Gifts I have received

Sometimes I have to wonder when I think about this program, which has given me this sober way of life. In truth, a spiritual way of life. It’s been pretty wonderful to say the least.

That doesn’t mean that everything has always been perfect. Far from it. I’ve had my “ups and downs” in here. Mostly at the beginning, which took quite a while. That’s because I had dragged into this program a lot of stuff even I wasn’t aware of. That led to more than a few bumps in the road. But the upside of all of this is that I never had to go back and take a drink during all of this.

The reason all of this came up was because of what I was thinking when I awoke this morning. That was the Eleventh Step and the Third. I had fallen asleep last night reading the Eleventh in the 12&12. Bill W’s. words on the concept of meditation in the prayer of St. Francis. And there it was running through my mind.

There were so many years in the past when such thoughts would have been impossible. I was closed to spiritual thoughts all through that time I was out there drinking. To now be just the opposite is a cause for this wonder I was thinking about. Not that any of this came to me over night in here. It took time to begin to change.
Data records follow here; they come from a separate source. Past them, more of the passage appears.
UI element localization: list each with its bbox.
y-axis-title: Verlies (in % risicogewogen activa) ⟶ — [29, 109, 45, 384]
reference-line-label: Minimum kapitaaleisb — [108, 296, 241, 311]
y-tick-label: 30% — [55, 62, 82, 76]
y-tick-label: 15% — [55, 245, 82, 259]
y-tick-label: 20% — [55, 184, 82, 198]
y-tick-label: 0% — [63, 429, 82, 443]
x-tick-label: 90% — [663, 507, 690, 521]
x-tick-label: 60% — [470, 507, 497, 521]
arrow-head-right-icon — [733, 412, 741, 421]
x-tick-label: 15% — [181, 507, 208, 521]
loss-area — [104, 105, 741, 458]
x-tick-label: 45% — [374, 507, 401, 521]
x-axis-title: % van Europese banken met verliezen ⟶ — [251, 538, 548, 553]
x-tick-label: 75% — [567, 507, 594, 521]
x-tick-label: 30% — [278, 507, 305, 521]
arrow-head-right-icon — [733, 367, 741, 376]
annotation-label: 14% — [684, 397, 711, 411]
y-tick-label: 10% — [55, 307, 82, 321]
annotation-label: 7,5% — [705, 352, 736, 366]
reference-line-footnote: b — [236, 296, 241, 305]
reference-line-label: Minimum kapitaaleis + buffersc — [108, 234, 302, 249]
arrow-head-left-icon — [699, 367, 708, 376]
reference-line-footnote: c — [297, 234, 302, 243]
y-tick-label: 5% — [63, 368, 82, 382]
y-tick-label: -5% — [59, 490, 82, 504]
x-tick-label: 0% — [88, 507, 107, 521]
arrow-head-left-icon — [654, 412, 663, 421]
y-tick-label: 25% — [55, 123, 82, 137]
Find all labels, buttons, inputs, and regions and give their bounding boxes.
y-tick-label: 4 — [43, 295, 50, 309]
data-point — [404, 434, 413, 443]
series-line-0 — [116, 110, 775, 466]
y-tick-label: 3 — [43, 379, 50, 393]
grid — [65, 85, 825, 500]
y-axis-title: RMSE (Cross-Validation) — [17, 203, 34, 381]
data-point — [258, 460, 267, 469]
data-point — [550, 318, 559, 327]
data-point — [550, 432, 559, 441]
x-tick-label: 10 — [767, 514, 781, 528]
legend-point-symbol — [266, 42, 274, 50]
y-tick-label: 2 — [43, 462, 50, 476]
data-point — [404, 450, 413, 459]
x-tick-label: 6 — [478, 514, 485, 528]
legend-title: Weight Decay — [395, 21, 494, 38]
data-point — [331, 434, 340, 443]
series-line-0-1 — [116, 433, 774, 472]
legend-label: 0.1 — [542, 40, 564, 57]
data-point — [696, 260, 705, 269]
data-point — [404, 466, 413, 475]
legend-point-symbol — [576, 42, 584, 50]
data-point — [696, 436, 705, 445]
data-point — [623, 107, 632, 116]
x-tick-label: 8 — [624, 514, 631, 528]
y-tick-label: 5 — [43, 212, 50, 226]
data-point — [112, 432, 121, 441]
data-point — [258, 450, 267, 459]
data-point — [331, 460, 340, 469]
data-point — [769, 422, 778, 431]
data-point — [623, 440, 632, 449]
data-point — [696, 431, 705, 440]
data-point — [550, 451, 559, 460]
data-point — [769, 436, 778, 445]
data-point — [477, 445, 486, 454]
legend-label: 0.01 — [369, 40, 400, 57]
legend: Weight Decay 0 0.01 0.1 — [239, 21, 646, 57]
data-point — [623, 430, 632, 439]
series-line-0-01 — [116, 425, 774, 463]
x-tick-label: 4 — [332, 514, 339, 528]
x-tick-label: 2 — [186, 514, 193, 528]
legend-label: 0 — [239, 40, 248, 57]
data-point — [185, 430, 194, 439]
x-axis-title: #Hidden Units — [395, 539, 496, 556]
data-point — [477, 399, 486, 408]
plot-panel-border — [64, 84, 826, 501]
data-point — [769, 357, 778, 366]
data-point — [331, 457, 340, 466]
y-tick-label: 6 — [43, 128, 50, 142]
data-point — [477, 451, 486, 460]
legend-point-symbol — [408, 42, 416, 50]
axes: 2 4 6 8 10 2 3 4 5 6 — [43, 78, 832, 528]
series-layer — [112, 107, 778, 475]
At this point I always have to chuckle when I think about Bill’s thoughts on what he wrote in the Eleventh Step. He was talking about his going back and reading it after a number of years. He said it made him feel like a beginner. He said that was true of a lot of others like him. I know it was true of me when I was rereading it after a time in here. Like I was beginning all over again. Like the fifth chapter in the BB points out to alcoholics like me, we are not saints. That’s for sure. Human at the very least.

I was sitting here this morning, thinking about staying sober and what it was which has helped me to maintain my sobriety. This way of life and my Higher Power, plus all those who have had contributed to helping me along the way. I know I owe a lot of gratitude. It’s always a reminder to me that I can’t stay sober by myself. I need sober alcoholics like myself and the meetings.

Anyway, just running that Eleventh Step through my mind today was inspirational to an alcoholic like myself. It brought the concept of a day at a time up front for me, when I got up. It made me stop and think about prayer and meditation and the effect all of this has had on me. Brings hope and faith into my life. Changing me from that infantile alcoholic into the person I am today. Like I said, all this with what I have been given by my Higher Power, the program, and the people in it.

Just taking this moment to think and meditate on these gifts I have received.